The interview with novelist Ben Fountain is different, of course, but equally strong, revealing his take on the National Book Award for which he was nominated in 2012.

Successful prose, both fiction and nonfiction, is well represented in this issue of Reunion. The voice of the adolescent narrator navigating a crush on the Kessler’s jewelry clerk in Maryse Meijer’s “Shop Lady” is perfect, comma splices and all. Daniel Tyx’s essay “Vaquero Days” begins with the doleful (but delightful) line, “in spite of mounting evidence to the contrary [I] still believed that I could accomplish anything with a little effort.” More evidence to the contrary accrues as he tries to become a vaquero in a South Texas convention event, where real vaqueros trample his delusions.

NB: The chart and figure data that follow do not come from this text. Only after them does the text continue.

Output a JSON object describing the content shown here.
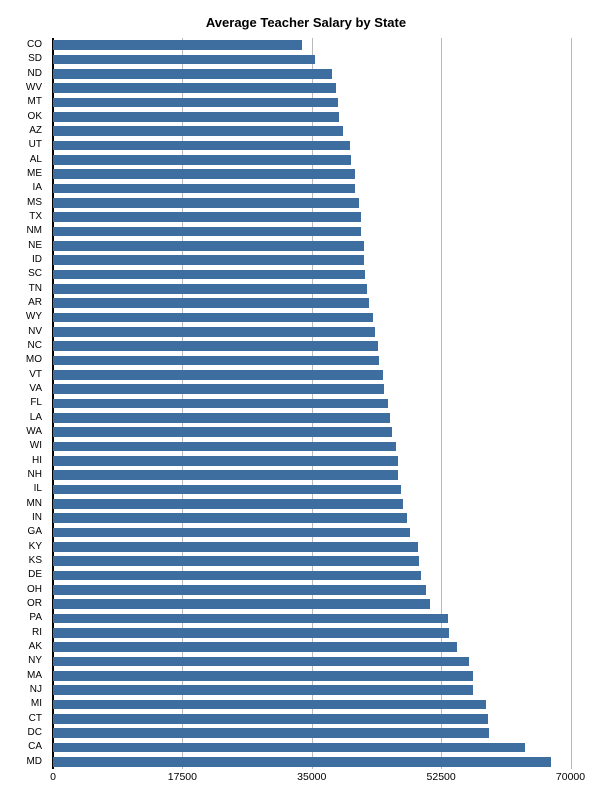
{
  "title": "Average Teacher Salary by State",
  "chart_data": {
    "type": "bar",
    "orientation": "horizontal",
    "title": "Average Teacher Salary by State",
    "xlabel": "",
    "ylabel": "",
    "xlim": [
      0,
      70000
    ],
    "xticks": [
      0,
      17500,
      35000,
      52500,
      70000
    ],
    "xtick_labels": [
      "0",
      "17500",
      "35000",
      "52500",
      "70000"
    ],
    "grid": true,
    "legend": "none",
    "sort_order": "ascending",
    "bar_color": "#3e6da0",
    "gridline_color": "#b9b9b9",
    "axis_color": "#000000",
    "categories": [
      "CO",
      "SD",
      "ND",
      "WV",
      "MT",
      "OK",
      "AZ",
      "UT",
      "AL",
      "ME",
      "IA",
      "MS",
      "TX",
      "NM",
      "NE",
      "ID",
      "SC",
      "TN",
      "AR",
      "WY",
      "NV",
      "NC",
      "MO",
      "VT",
      "VA",
      "FL",
      "LA",
      "WA",
      "WI",
      "HI",
      "NH",
      "IL",
      "MN",
      "IN",
      "GA",
      "KY",
      "KS",
      "DE",
      "OH",
      "OR",
      "PA",
      "RI",
      "AK",
      "NY",
      "MA",
      "NJ",
      "MI",
      "CT",
      "DC",
      "CA",
      "MD"
    ],
    "values": [
      33700,
      35400,
      37700,
      38300,
      38500,
      38700,
      39200,
      40200,
      40300,
      40800,
      40900,
      41400,
      41600,
      41700,
      42000,
      42100,
      42200,
      42500,
      42800,
      43300,
      43500,
      44000,
      44100,
      44600,
      44800,
      45300,
      45600,
      45800,
      46400,
      46600,
      46700,
      47100,
      47400,
      47900,
      48300,
      49400,
      49500,
      49800,
      50400,
      51000,
      53400,
      53500,
      54700,
      56300,
      56800,
      56800,
      58600,
      58800,
      59000,
      63800,
      67400
    ]
  }
}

Moira Muldoon’s mini-essay “Nerts” lovingly recalls a family’s bonding over a card game. And a number of beautiful translations—of Natalia Carbajos’s Spanish poems by Scott Hightower and of Margarita Meklina’s Russian fiction by Krystyna A. Steiger—round out the issue.

The work of no fewer than ten visual artists is featured here, beautifully reproduced in full color. Oh—except the black-and-white inkwash photographs precisely “re-developed” by Gunnel Wåhlstrand or Bill Haveron’s “Reverse Osmosis,” a pen-and-ink “metaphysical scratchpad” of “magical incantations against forces simultaneously seen and unseen.” Haveron’s artist’s statement is as whimsically Bosch-like as his drawing. The rest of the visual art all showcases this breathtaking range—Jeff Gibbons’s photograph “In Honor of the Memories of My Father and Mother,”centerpiecing a table, one wheeled leg evoking an old-fashioned sewing machine, with a well-used bowling ball arranged on top; Sarah Pedigo’s painting “Front Porch” accompanied by Liz Robbins’s delicate prose poem “Can You Hear Me?” (“On the front steps, the family web sinewy, mired, cryptic.”); and Regine Ramseier’s installation of two thousand dandelions hanging from a ceiling.

There is much more. Get the issue while you can. It’s a triumph on many levels.